15 Ağustos 2012 Çarşamba

hayatı boşvermek üzerine


herhangi bir insanın hayatı bırakması için bir çok nedeni vardır.  saymakla bitmez. eğitim sisteminin saçmalığı , siyasetçileri bizi sömürmesi , dünya üzerinde her gün açlıktan ölen insanların olması , haksız şekilde gelinen rütbeleri görmek vs. bunların hepsi isyan etmek için hatta herşeyi boşvermek için çok güzel sebepler.

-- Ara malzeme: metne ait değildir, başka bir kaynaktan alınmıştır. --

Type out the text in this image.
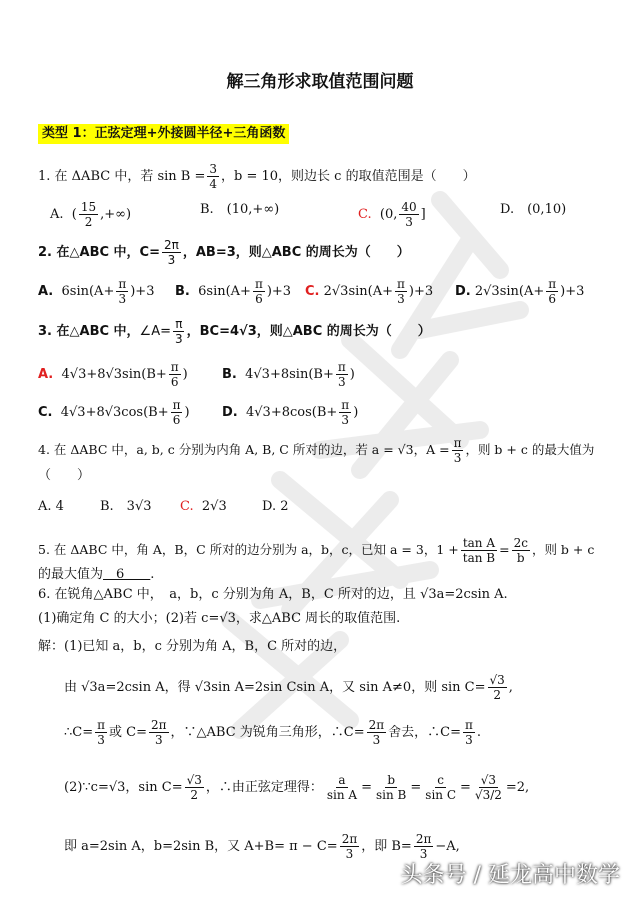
解三角形求取值范围问题
类型 1：正弦定理+外接圆半径+三角函数
1. 在 ΔABC 中，若 $\sin B = \frac{3}{4}$ ，b = 10，则边长 c 的取值范围是（　　）
A. ( $\frac{15}{2}$ ,+∞)	B.　(10,+∞)	C. (0, $\frac{40}{3}$ ]	D.　(0,10)
2. 在△ABC 中，$C= \frac{2\pi}{3}$ ，AB=3，则△ABC 的周长为（　　）
A. $6\sin(A+ \frac{\pi}{3} )+3$ B. $6\sin(A+ \frac{\pi}{6} )+3$ C. $2√3\sin(A+ \frac{\pi}{3} )+3$ D. $2√3\sin(A+ \frac{\pi}{6} )+3$
3. 在△ABC 中，∠A= $\frac{\pi}{3}$ ，BC=4√3，则△ABC 的周长为（　　）
A. $4√3+8√3\sin(B+ \frac{\pi}{6}$ )	B. $4√3+8\sin(B+ \frac{\pi}{3}$ )
C. $4√3+8√3\cos(B+ \frac{\pi}{6}$ ) D. $4√3+8\cos(B+ \frac{\pi}{3}$ )
4. 在 ΔABC 中，a, b, c 分别为内角 A, B, C 所对的边，若 a = √3，$A = \frac{\pi}{3}$ ，则 b + c 的最大值为
（　　）
A. 4	B.　3√3 C. 2√3	D. 2
5. 在 ΔABC 中，角 A，B，C 所对的边分别为 a，b，c，已知 a = 3，$1 + \frac{\text{tan A}}{\text{tan B}} = \frac{2c}{b}$ ，则 b + c
的最大值为　6　　.
6. 在锐角△ABC 中，　a，b，c 分别为角 A，B，C 所对的边，且 √3a=2csin A.
(1)确定角 C 的大小；(2)若 c=√3，求△ABC 周长的取值范围.
解：(1)已知 a，b，c 分别为角 A，B，C 所对的边，
由 √3a=2csin A，得 √3sin A=2sin Csin A，又 sin A≠0，则 $\sin C= \frac{√3}{2}$ ,
∴C= $\frac{\pi}{3}$ 或 $C= \frac{2\pi}{3}$ ，∵△ABC 为锐角三角形，∴C= $\frac{2\pi}{3}$ 舍去，∴C= $\frac{\pi}{3}$ .
(2)∵c=√3，$\sin C= \frac{√3}{2}$ ，∴由正弦定理得： $\frac{a}{\text{sin A}} = \frac{b}{\text{sin B}} = \frac{c}{\text{sin C}} = \frac{√3}{√3/2} =2$,
即 a=2sin A，b=2sin B，又 $A+B= \pi - C= \frac{2\pi}{3}$ ，即 $B= \frac{2\pi}{3} -A$,
头条号 / 延龙高中数学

ben de bunlardan biriydim. hayatı bırakmak için fırsat kollayan insanın öznesini oluşturmaktaydım. derslere  çalışsam sistem adaletsizdi. kitap okusam okuyan insanlara kızlar bakmıyordu mesela. bir sürü yolun kapalı olduğunu kabullenip bunun adına anarşizm dedim kendi içimde. bir şey için çabalamıyordum. mücadele etmedim mesela o zamana kadar. sürekli isyan edip bira içtim. isyanımda haklıydım ama. çevremde hep adaletsizlik vardı. ve bunu görünce her zaman kaybedeceğimi anladım. anlamamla beraber de hayatı boşverdim 2 sene boyunca. bunda ilacın etkisi de vardı. sadece bira içip sarhoş olmaktı tek dileğim. yaptığım hareketleri önemsemiyordum. hiç bir şeyi önemsemiyordum.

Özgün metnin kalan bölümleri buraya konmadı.